In 1991 she founded the Rainbow Dance Theatre (formerly Valerie Bergman Dance Company) in Honolulu, Hawaii where she collaborated with Hawaii’s premiere world-beat band, Cabaseke, and internationally acclaimed Taiko drum master, Kenny Endo. As dancer and choreographer, Bergman has toured throughout Asia, Europe, Canada, Mexico, the mainland United States and the Hawaiian Islands.

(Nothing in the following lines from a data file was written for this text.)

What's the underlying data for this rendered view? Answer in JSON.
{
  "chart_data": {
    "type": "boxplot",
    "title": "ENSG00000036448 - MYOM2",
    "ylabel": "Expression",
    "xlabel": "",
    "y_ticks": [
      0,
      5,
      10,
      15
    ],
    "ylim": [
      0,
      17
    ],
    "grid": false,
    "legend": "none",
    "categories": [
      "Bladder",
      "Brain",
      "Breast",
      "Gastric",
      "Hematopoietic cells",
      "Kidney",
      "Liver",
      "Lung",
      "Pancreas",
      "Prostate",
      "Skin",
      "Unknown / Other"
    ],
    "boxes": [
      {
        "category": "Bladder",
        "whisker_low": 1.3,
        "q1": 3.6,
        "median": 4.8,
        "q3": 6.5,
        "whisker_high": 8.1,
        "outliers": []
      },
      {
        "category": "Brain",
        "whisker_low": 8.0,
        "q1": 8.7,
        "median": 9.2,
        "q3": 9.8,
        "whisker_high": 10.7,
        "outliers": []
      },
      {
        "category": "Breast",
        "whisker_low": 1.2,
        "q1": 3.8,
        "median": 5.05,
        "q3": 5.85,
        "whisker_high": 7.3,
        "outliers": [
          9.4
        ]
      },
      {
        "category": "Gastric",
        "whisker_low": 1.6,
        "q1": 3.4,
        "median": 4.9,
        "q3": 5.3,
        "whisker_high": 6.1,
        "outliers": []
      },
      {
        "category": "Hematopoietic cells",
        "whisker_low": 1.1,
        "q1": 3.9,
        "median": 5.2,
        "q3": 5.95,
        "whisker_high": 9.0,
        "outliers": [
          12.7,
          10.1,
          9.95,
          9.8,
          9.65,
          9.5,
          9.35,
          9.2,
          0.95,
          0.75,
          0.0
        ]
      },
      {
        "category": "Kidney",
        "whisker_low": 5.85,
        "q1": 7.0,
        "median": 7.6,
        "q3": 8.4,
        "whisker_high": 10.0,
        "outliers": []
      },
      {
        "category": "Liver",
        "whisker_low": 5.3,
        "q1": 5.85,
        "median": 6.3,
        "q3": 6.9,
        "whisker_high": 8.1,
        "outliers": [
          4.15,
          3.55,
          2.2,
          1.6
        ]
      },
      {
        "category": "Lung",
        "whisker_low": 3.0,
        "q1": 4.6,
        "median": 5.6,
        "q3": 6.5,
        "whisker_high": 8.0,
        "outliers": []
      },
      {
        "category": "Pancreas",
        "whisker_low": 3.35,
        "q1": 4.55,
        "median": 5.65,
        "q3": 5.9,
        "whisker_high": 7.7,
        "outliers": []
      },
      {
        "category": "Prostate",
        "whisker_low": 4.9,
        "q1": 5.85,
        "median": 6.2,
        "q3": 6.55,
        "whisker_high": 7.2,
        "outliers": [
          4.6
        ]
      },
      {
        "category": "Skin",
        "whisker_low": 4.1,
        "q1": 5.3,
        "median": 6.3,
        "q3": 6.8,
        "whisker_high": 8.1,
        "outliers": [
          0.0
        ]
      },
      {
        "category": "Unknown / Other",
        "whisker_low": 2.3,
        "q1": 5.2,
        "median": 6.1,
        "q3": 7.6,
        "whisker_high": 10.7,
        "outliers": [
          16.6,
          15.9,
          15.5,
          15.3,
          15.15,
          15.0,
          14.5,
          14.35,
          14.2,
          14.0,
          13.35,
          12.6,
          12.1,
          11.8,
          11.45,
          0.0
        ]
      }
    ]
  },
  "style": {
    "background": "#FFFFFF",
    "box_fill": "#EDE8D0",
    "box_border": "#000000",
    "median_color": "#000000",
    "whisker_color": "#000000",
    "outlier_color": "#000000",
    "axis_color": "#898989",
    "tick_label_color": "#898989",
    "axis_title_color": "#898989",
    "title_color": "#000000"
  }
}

She has won awards and grants from the Kennedy Center for the Performing Arts in Washington, D. C., Oregon Arts Commission, Hawaii State Dance Council, Hawaii State Foundation for Culture and the Arts, National Endowment for the Arts, Atherton Family Foundation, MJI Broadcasting and the American College Dance Festival. An inspiring dance educator, Bergman has taught in New York for the Finis Jhung Ballet Studio and the Viola Farber Dance Studio as well as the State University of New York at Purchase. Other teaching credits include the University of Hawaii at Manoa, University of Iowa, Studio Dance Tanz of Osaka, Japan, Florida School of the Arts, Western Oregon University. Her signature work, One Village, Many Tribes has been set on numerous university and professional dance companies, including most recently the Danza Contemporanea de Mexico.